Review by Ian Keogh
Red Letter Day is a clever graphic novel, with plenty of signifiers indicating it’s for young children from the simple, expressive characters, to the stream of consciousness whimsy that often comes to nothing. Yet it also hovers on the edge of meaning, as if Metaphrog are allegorically commenting on something beyond the obvious futility of so much common employment. Perhaps best to take it at face value rather than perform intellectual contortions.
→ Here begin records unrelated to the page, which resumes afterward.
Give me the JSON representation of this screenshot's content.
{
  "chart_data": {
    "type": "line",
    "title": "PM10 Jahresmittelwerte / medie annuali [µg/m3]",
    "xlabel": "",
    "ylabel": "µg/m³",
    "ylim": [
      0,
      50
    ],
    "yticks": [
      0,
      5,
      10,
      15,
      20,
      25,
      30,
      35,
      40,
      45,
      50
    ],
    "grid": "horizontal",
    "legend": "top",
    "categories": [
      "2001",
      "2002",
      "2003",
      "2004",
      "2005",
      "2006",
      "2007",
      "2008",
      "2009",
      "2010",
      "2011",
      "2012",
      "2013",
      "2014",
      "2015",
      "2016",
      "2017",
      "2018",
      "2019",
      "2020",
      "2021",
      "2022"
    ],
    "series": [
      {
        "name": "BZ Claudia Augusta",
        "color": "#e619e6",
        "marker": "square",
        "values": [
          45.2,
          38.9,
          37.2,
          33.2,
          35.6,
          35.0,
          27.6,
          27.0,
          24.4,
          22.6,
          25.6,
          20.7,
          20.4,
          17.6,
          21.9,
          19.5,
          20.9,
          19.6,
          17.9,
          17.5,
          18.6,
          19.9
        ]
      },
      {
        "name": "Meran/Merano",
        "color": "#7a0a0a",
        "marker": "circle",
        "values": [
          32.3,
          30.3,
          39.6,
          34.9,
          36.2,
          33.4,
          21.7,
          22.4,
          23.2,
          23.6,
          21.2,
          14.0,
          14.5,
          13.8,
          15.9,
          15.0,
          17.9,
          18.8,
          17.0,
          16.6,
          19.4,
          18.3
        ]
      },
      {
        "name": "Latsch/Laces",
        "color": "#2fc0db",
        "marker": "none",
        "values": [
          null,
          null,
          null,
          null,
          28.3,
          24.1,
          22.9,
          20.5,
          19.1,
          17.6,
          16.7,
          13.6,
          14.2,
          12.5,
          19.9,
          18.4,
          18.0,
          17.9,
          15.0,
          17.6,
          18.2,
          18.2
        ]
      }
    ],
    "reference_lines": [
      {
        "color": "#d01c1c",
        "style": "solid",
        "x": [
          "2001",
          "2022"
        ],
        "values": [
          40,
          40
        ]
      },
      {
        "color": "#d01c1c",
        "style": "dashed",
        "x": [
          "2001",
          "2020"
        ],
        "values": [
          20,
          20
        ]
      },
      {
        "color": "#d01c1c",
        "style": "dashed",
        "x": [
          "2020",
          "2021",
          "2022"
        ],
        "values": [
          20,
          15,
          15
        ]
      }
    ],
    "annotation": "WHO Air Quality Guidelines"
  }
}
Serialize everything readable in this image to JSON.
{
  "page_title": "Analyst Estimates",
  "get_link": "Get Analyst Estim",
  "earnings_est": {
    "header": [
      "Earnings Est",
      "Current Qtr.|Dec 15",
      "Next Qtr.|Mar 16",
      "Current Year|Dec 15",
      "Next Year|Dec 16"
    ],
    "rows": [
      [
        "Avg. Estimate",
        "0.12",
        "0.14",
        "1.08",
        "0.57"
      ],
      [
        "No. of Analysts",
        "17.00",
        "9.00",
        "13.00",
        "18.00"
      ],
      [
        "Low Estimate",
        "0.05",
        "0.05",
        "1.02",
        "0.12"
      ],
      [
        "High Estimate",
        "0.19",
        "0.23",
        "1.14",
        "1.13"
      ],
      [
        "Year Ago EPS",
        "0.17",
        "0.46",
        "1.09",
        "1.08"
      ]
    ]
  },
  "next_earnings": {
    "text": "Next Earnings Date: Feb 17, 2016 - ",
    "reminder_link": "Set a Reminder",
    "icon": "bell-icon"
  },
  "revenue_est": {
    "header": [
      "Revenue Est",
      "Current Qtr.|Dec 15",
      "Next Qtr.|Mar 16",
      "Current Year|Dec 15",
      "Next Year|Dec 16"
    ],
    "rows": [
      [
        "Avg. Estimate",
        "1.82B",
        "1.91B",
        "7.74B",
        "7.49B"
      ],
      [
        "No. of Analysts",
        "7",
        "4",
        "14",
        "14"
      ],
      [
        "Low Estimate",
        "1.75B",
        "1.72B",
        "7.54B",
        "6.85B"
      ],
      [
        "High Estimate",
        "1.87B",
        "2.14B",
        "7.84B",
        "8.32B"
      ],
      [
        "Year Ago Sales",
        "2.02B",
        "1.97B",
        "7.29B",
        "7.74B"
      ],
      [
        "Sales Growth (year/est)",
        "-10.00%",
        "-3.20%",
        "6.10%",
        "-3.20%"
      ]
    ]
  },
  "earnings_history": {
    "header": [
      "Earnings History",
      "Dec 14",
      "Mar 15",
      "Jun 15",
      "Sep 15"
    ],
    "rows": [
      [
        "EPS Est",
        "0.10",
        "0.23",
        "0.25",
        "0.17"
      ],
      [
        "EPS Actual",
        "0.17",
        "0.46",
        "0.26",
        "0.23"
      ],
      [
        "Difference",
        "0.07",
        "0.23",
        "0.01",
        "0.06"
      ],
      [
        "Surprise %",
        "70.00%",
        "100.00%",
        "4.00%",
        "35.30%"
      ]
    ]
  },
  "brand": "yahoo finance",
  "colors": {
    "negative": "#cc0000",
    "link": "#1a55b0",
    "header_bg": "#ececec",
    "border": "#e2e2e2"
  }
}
Louis works at home, buzzers clocking him on and off and indicating which of several tasks he’s to undertake. Is he going to be inflating vegetables, or filling bottles with air via machinery installed in his house? Other sinister manifestations of technology include a machine labelled as a comforter that delivers positive homilies as suggestions via cards, and a massive television, the entertainment centre it’s suggested Louis watch more often. He has a companion he loves, FC, a form of mechanical bird in a distinctive cage that sings to him, the initials a contraction of ‘formulaic companion’. Louis is being monitored by his neighbours, one of whom masquerades as a postman delivering him letters from a previously unknown Aunt Alison. Louis writes back, and receives further fraudulent responses. It’s all very sinister, a form of 1984 for children, but the sting is taken by Louis having an inordinately positive personality, if not being the brightest, and the wonderful simplicity of the cartooning.
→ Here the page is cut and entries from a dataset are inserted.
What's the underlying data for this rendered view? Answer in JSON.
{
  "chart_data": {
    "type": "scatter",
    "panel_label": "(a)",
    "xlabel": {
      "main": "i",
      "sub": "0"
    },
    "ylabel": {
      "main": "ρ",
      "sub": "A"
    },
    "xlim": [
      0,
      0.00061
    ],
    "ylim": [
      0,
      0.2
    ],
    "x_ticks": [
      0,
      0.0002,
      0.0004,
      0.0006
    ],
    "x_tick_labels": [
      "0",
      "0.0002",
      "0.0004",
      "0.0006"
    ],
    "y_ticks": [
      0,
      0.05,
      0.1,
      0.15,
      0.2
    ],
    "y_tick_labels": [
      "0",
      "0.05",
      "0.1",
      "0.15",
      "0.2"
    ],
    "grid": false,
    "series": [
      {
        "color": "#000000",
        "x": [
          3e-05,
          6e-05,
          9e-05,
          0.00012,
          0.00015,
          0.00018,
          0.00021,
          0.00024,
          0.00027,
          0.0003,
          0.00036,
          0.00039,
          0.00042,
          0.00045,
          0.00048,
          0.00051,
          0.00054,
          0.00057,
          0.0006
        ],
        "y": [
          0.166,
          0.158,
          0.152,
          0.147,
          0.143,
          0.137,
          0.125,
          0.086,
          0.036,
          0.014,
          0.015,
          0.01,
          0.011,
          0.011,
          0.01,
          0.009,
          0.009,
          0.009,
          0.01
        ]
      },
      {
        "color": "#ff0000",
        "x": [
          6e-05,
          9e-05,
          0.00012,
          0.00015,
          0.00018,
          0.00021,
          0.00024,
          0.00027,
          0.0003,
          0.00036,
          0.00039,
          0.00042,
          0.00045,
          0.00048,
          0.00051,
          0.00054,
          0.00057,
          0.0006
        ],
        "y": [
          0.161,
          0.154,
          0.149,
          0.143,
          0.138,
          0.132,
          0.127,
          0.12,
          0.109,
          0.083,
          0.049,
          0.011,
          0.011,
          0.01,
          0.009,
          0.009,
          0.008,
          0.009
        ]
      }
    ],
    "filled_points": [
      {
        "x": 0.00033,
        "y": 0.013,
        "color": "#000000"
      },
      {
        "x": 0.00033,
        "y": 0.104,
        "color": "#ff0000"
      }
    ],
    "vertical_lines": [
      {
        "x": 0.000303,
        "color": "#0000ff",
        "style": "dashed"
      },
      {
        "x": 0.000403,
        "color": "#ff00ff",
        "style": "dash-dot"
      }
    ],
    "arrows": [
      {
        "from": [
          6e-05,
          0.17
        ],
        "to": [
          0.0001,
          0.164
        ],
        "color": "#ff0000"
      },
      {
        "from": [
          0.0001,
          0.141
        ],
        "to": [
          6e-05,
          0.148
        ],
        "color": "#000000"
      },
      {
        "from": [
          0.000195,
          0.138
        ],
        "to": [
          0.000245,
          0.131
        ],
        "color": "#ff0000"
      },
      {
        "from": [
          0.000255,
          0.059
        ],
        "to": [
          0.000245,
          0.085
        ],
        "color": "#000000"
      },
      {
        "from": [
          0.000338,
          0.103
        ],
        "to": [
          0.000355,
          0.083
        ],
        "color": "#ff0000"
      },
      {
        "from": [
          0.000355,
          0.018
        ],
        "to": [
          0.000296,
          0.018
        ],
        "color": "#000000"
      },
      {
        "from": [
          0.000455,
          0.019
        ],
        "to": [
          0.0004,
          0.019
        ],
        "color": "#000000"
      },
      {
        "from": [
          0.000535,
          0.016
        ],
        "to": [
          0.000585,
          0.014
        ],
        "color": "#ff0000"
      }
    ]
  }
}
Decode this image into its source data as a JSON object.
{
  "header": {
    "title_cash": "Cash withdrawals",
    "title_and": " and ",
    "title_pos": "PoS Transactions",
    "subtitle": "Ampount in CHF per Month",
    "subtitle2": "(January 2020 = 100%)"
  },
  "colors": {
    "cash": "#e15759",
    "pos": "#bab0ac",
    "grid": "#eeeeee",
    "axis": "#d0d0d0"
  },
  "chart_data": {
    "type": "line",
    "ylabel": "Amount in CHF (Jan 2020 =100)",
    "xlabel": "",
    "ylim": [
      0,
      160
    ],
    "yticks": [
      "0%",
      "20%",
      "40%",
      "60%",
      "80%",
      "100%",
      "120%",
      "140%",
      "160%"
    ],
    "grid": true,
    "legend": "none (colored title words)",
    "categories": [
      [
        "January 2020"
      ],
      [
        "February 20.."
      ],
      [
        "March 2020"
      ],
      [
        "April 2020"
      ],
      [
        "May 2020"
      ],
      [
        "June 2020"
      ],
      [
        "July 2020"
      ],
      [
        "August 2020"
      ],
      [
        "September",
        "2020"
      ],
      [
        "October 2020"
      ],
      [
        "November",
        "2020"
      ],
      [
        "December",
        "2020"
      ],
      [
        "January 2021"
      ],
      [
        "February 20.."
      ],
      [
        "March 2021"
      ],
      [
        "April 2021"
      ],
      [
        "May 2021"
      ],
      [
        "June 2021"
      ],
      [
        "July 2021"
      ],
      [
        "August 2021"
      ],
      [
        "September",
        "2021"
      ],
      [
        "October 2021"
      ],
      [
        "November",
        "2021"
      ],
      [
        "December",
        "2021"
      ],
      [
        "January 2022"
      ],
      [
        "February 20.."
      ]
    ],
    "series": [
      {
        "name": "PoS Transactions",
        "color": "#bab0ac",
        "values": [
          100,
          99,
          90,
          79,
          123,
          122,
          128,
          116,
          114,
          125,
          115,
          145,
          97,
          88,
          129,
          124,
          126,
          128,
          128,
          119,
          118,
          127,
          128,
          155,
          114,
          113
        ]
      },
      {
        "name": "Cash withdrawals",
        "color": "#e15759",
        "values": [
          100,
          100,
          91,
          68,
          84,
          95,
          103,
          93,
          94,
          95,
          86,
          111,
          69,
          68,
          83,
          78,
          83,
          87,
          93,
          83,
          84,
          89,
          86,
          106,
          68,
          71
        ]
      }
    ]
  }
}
Metaphrog is the combined alias for Scottish writer John Chalmers and French artist Sandra Marrs, who have produced two versions of Red Letter Day. As seen by the comparison sample art, with muted colouring and differences to the layouts, the original 2000 publication was a far more ambiguous construction, the mood closer to anti-Soviet animation of the 1960s in which individual spirit was always crushed by the state. That the original version was ever marketed as a children’s book almost beggars belief. The 2016 reissue looks far more inviting, the cartooning simplified, the colouring more vivid, and Louis more cheerful with his lot. He still yearns for something more than his daily drudgery, however, and that spirit is fed by a mysterious visitor.
Dreams are important to Louis, several of them illustrated, as an expression of the freedom he eventually strives for, and the whole of Red Letter Day has a dreamlike quality, embracing the surreal and the ridiculous. Louis is involved in strange situations that lose their sinister overtones when embraced by the younger mind, so the original edition touched a nerve, and was followed by four sequels, each of them moving closer to the bright and simple cartooning of the revised edition. Although there is no continuity as such, Lying to Clive followed this story.